There was a curious shift that occurred in the 24 hours leading up to the decision of the Supreme Court in Trump v. Hawaii. News organizations repeatedly emphasized that the travel ban under consideration was, in the words of CNN, “very different” from the one first issued by the Trump Administration and the current order was much narrower. It is certainly true that the current travel ban has a slightly different array of countries and a much enhanced record. Moreover, I was a critic of the poorly drafted and poorly executed original ban. However, it is not true that those differences carried the day with the Court. The two threshold issues remained that same and, until the loss yesterday, challengers maintained that the legal issues had not materially changed.
There were two threshold issues that ran throughout the travel orders and the resulting litigation. First, there was the argument that federal law outright bans any order based on national origin. I previously wrote that this argument was flawed. In 1965 the Congress enacted the Immigration and Nationality Act of 1965. That law was designed to end the quota system given numerical preference to certain European countries. The operative provision states “no person could be “discriminated against in the issuance of an immigrant visa because of the person’s race, sex, nationality, place of birth or place of residence.” Congress exempted Cuban refugees but otherwise stated that no discrimination based on national or place of residence would be tolerated. However, that law does not apply to refugees and other presidents have barred entry based on national origin. Nevertheless, this was put forward by commentators as a threshold and determinative argument. It was correctly rejected by the majority of the Court.
Second, the lower courts put considerable weight on President Trump’s campaign statements and tweets. There is no question that President Trump made the defense of these orders more difficult with his controversial tweets, including the recent retweeting of controversial videos from an extremist group in England. However, the materiality of these statements was always highly questionable. Agency findings are normally accorded deference by courts, which are bound not to substitute their judgment for policy or political choices. That is precisely what the majority did. They went out of their way to note that they do not endorse these statements but rather the statements are not determinative over the traditional record in such cases.
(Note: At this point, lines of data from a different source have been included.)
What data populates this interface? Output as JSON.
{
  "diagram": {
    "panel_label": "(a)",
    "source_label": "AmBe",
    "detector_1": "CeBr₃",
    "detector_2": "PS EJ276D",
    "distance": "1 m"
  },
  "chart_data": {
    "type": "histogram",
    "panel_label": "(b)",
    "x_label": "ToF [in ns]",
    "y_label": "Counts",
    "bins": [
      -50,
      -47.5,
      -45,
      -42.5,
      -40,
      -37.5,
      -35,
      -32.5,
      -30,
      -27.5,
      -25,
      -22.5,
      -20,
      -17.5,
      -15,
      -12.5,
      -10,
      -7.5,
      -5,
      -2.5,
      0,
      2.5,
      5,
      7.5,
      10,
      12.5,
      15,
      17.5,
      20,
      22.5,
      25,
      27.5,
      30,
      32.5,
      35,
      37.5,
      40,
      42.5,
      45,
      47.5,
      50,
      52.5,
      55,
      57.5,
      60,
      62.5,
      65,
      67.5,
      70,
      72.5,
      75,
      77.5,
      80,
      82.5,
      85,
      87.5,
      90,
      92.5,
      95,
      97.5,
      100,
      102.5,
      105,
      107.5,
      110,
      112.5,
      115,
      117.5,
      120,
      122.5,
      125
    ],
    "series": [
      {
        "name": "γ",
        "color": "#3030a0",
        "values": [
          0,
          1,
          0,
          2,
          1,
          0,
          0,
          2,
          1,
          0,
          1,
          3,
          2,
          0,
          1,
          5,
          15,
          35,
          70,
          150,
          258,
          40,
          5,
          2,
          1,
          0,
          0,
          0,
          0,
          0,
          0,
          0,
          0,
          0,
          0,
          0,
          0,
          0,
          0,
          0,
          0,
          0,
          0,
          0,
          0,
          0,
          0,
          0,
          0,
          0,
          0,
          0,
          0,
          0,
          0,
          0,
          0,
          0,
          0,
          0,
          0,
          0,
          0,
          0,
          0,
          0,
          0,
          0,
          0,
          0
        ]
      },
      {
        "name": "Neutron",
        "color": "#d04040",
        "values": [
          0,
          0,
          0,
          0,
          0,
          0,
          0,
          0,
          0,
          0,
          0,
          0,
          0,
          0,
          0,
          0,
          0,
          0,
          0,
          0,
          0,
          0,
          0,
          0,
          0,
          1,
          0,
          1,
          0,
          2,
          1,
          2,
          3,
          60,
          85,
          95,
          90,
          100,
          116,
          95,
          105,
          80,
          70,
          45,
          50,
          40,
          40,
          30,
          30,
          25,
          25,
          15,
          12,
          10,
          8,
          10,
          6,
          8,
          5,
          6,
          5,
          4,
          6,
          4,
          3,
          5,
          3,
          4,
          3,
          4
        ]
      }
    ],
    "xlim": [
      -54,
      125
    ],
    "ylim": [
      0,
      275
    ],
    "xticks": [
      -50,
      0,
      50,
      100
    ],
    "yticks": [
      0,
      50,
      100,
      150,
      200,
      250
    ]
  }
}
While critics correctly insisted that they succeeded in forcing multiple rewrites, they also helped create damaging precedent for future challenges. Despite the incendiary language of Trump, the inherent authority of the President and deference to these agencies still controlled. The original ban covered seven countries while the third ban covered eight (later reduced to seven). There was a needed change to address green card holders and other obvious flaws in the original order. However, the final decision was based on the same grounds as advanced in the first round.
Those two threshold questions had not changed with the different generations of the travel orders and the result would likely have been the same if either of the two prior rounds made it to the Court. It certainly helped to have the better record in this case and the rollout of the original order was dreadful. However, saying that the changes in the orders was the reason for this outcome is a Supreme spin.